Поезд экстренно тормозил.
Ко мне вернулась способность видеть сквозь металлические перегородки, и я убедился, что товарищ Сталин был прав: с двух сторон к тамбуру бежали люди, на ходу доставая оружие.
Надо было уходить.
Спрыгнул я с замедлившего ход саратовского состава удачно. Кувыркнувшись, увлекаемый инерцией, я растянулся под относительно невысокой насыпью и слышал, как прогрохотали надо мною вагоны.
Готовый к новым неожиданностям, Станислав Гагарин вскочил на ноги, с радостью ощутил, что ноги-руки целы, он полон сил и энергии, готов морально и физически к любым необыкновенным приключениям.
И надежный револьвер «Чемпион», пусть и потерявший половину патронов из барабана, находился при нем.
Тут я вспомнил, что в седьмом купе под вагонной полкой мчатся, оставшиеся без хозяина, аж целых четыре ведра и чемодан с фруктами из юсовского сада.
«Вишню жалко», — подумал Станислав Гагарин.
Глава восьмая
ЛЮБОВЬ ВТОРОЙ СВЕЖЕСТИ
— Вы держали в руках доллары США? — спросил меня Адольф Гитлер.
— Естественно, — ответил я бывшему германскому вождю. — Только тратил их исключительно за кордоном и сегодня возмущен экспансией баксов в Россию.
— Помните, что написано на лозунге под масонской пирамидой?
— Нечто латинское, кажись… Дак мы сие зараз проверим!

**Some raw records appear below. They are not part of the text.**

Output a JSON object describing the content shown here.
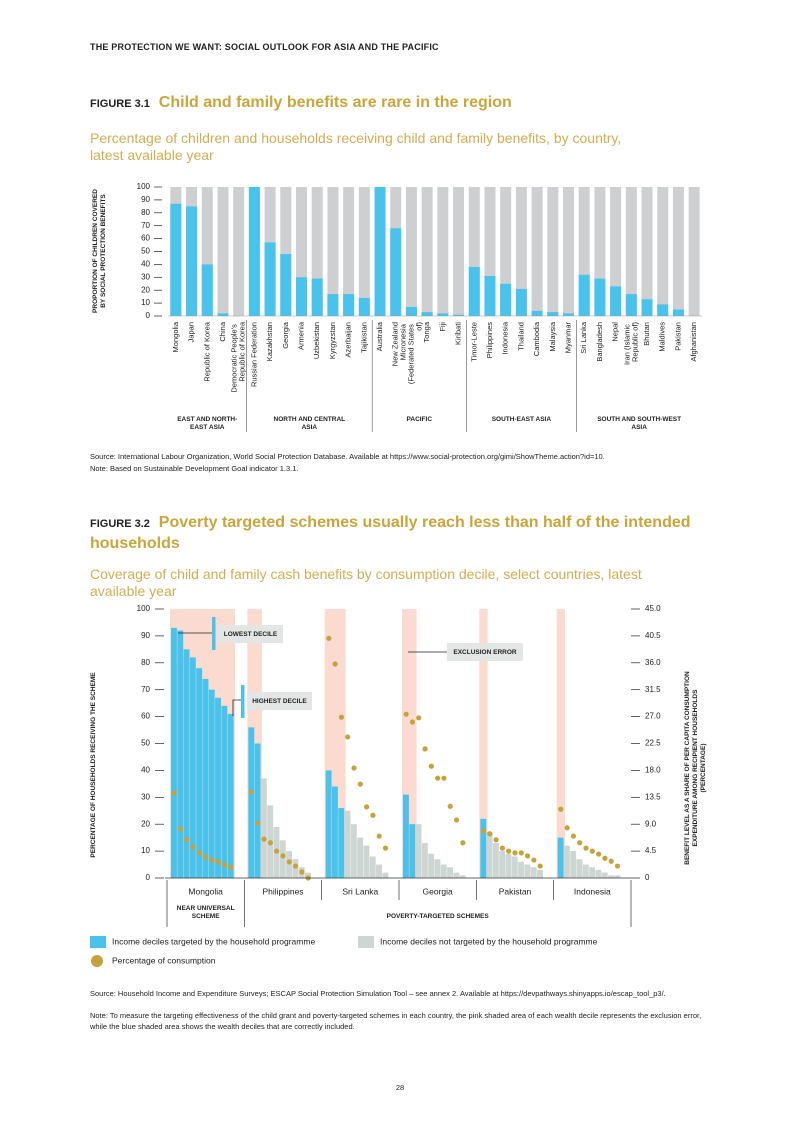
{
  "header": "THE PROTECTION WE WANT: SOCIAL OUTLOOK FOR ASIA AND THE PACIFIC",
  "page_number": 28,
  "chart_data": [
    {
      "type": "bar",
      "label": "FIGURE 3.1",
      "title": "Child and family benefits are rare in the region",
      "subtitle": "Percentage of children and households receiving child and family benefits, by country, latest available year",
      "ylabel": "PROPORTION OF CHILDREN COVERED BY SOCIAL PROTECTION BENEFITS",
      "color": "#49c3ec",
      "track_color": "#cdcfd1",
      "ylim": [
        0,
        100
      ],
      "yticks": [
        0,
        10,
        20,
        30,
        40,
        50,
        60,
        70,
        80,
        90,
        100
      ],
      "groups": [
        {
          "label": "EAST AND NORTH-EAST ASIA",
          "categories": [
            "Mongolia",
            "Japan",
            "Republic of Korea",
            "China",
            "Democratic People's Republic of Korea"
          ],
          "values": [
            87,
            85,
            40,
            2,
            0
          ]
        },
        {
          "label": "NORTH AND CENTRAL ASIA",
          "categories": [
            "Russian Federation",
            "Kazakhstan",
            "Georgia",
            "Armenia",
            "Uzbekistan",
            "Kyrgyzstan",
            "Azerbaijan",
            "Tajikistan"
          ],
          "values": [
            100,
            57,
            48,
            30,
            29,
            17,
            17,
            14
          ]
        },
        {
          "label": "PACIFIC",
          "categories": [
            "Australia",
            "New Zealand",
            "Micronesia (Federated States of)",
            "Tonga",
            "Fiji",
            "Kiribati"
          ],
          "values": [
            100,
            68,
            7,
            3,
            2,
            1
          ]
        },
        {
          "label": "SOUTH-EAST ASIA",
          "categories": [
            "Timor-Leste",
            "Philippines",
            "Indonesia",
            "Thailand",
            "Cambodia",
            "Malaysia",
            "Myanmar"
          ],
          "values": [
            38,
            31,
            25,
            21,
            4,
            3,
            2
          ]
        },
        {
          "label": "SOUTH AND SOUTH-WEST ASIA",
          "categories": [
            "Sri Lanka",
            "Bangladesh",
            "Nepal",
            "Iran (Islamic Republic of)",
            "Bhutan",
            "Maldives",
            "Pakistan",
            "Afghanistan"
          ],
          "values": [
            32,
            29,
            23,
            17,
            13,
            9,
            5,
            0
          ]
        }
      ],
      "source": "Source: International Labour Organization, World Social Protection Database. Available at https://www.social-protection.org/gimi/ShowTheme.action?id=10.",
      "note": "Note: Based on Sustainable Development Goal indicator 1.3.1."
    },
    {
      "type": "decile_bar",
      "label": "FIGURE 3.2",
      "title": "Poverty targeted schemes usually reach less than half of the intended households",
      "subtitle": "Coverage of child and family cash benefits by consumption decile, select countries, latest available year",
      "ylabel": "PERCENTAGE OF HOUSEHOLDS RECEIVING THE SCHEME",
      "y2label": "BENEFIT LEVEL AS A SHARE OF PER CAPITA CONSUMPTION EXPENDITURE AMONG RECIPIENT HOUSEHOLDS (PERCENTAGE)",
      "ylim": [
        0,
        100
      ],
      "yticks": [
        0,
        10,
        20,
        30,
        40,
        50,
        60,
        70,
        80,
        90,
        100
      ],
      "y2lim": [
        0,
        45
      ],
      "y2ticks": [
        0,
        4.5,
        {
          "value": 9,
          "label": "9.0"
        },
        13.5,
        {
          "value": 18,
          "label": "18.0"
        },
        22.5,
        {
          "value": 27,
          "label": "27.0"
        },
        31.5,
        {
          "value": 36,
          "label": "36.0"
        },
        40.5,
        {
          "value": 45,
          "label": "45.0"
        }
      ],
      "shade_color": "#fbdad0",
      "series": [
        {
          "name": "Income deciles targeted by the household programme",
          "color": "#49c3ec"
        },
        {
          "name": "Income deciles not targeted by the household programme",
          "color": "#cdd6d2"
        },
        {
          "name": "Percentage of consumption",
          "color": "#c6a23c",
          "axis": "y2"
        }
      ],
      "groups": [
        {
          "name": "Mongolia",
          "targeted": [
            93,
            92,
            85,
            82,
            78,
            74,
            70,
            67,
            64,
            61
          ],
          "not_targeted": [
            null,
            null,
            null,
            null,
            null,
            null,
            null,
            null,
            null,
            null
          ],
          "consumption": [
            14.2,
            8.2,
            6.4,
            5.2,
            4.2,
            3.5,
            3.0,
            2.7,
            2.2,
            1.8
          ]
        },
        {
          "name": "Philippines",
          "targeted": [
            56,
            50,
            null,
            null,
            null,
            null,
            null,
            null,
            null,
            null
          ],
          "not_targeted": [
            null,
            null,
            37,
            27,
            19,
            14,
            10,
            7,
            4,
            2
          ],
          "consumption": [
            14.4,
            9.2,
            6.5,
            5.9,
            4.5,
            3.7,
            2.7,
            2.0,
            1.0,
            0
          ]
        },
        {
          "name": "Sri Lanka",
          "targeted": [
            40,
            34,
            26,
            null,
            null,
            null,
            null,
            null,
            null,
            null
          ],
          "not_targeted": [
            null,
            null,
            null,
            25,
            20,
            15,
            12,
            8,
            5,
            2
          ],
          "consumption": [
            40.1,
            35.8,
            26.9,
            23.6,
            18.4,
            15.7,
            11.9,
            10.5,
            7.0,
            5.0
          ]
        },
        {
          "name": "Georgia",
          "targeted": [
            31,
            20,
            null,
            null,
            null,
            null,
            null,
            null,
            null,
            null
          ],
          "not_targeted": [
            null,
            null,
            20,
            13,
            9,
            7,
            5,
            4,
            2,
            1
          ],
          "consumption": [
            27.4,
            26.1,
            26.8,
            21.6,
            18.7,
            16.7,
            16.7,
            12.0,
            9.7,
            5.9
          ]
        },
        {
          "name": "Pakistan",
          "targeted": [
            22,
            null,
            null,
            null,
            null,
            null,
            null,
            null,
            null,
            null
          ],
          "not_targeted": [
            null,
            17,
            13,
            10,
            9,
            8,
            6,
            5,
            4,
            3
          ],
          "consumption": [
            7.9,
            7.4,
            6.4,
            5.0,
            4.5,
            4.2,
            4.2,
            3.7,
            3.0,
            2.0
          ]
        },
        {
          "name": "Indonesia",
          "targeted": [
            15,
            null,
            null,
            null,
            null,
            null,
            null,
            null,
            null,
            null
          ],
          "not_targeted": [
            null,
            12,
            10,
            7,
            5,
            4,
            3,
            2,
            1,
            1
          ],
          "consumption": [
            11.5,
            8.4,
            7.0,
            5.9,
            5.0,
            4.5,
            4.0,
            3.3,
            2.8,
            2.0
          ]
        }
      ],
      "annotations": [
        "LOWEST DECILE",
        "HIGHEST DECILE",
        "EXCLUSION ERROR"
      ],
      "scheme_labels": [
        "NEAR UNIVERSAL SCHEME",
        "POVERTY-TARGETED SCHEMES"
      ],
      "source": "Source: Household Income and Expenditure Surveys; ESCAP Social Protection Simulation Tool – see annex 2. Available at https://devpathways.shinyapps.io/escap_tool_p3/.",
      "note": "Note: To measure the targeting effectiveness of the child grant and poverty-targeted schemes in each country, the pink shaded area of each wealth decile represents the exclusion error, while the blue shaded area shows the wealth deciles that are correctly included."
    }
  ]
}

С этими словами я достал из жопного кошелька, так я называл подаренный мне Верой кожаный портмонет, который носил в заднем кармане брюк, купюру достоинством в один доллар. Положил ее в кошелек несколько лет назад в Куала-Лумпуре, столице Малайзии, шутливо заметив, что этот сувенир будет притягивать к себе зеленых собратьев. Но то ли доллар оказался фальшивым, то ли у владельца его, Одинокого Моряка, аллергия на баксы, но доллары у меня так и не завелись.
Предлагал мне Коля Юсов зеленые, когда шли они еще по восемнадцать рублей за штуку, но я хорошо помнил, что в Уголовном кодексе Российской Федерации существует грозная статья за номером восемьдесят восемь, предусматривающая солидный срок за валютные операции. К слову сказать, статью эту никто не отменял и по сегодняшний день, между прочим…
Глянул я на сувенирный мой сиротливый доллар и ахнул. Треугольный кончик пирамиды был как бы отрезан и парил в торжественных лучах над нею. А в треугольнике масонском глядело на меня недремлющее око! Ну точь-в-точь, как в ломехузной телевизионной передаче «Взгляд»…
«Бог ты мой! — мысленно воскликнул я. — Ну как же мы, козлы тупые, не рассмотрели враждебную символику раньше и восторженно ахали, когда ведущие «Взгляда» демонстрировали нам, дубарям, презерватив, ими же самими закатанный в банку с огурцами! И поделом нам, простакам доверчивым, поделом…»
— Перестаньте казниться, партайгеноссе сочинитель, — ободряюще улыбнулся мне Адольф Гитлер. — Не вы первый, не вы, к сожалению, последний… Ломехузы, а методов оболванивания у них не счесть, едва ли не весь мир гондоном в банке обворожили, и моих честных немцев в том числе… Так что написано на транспаранте над пирамидой?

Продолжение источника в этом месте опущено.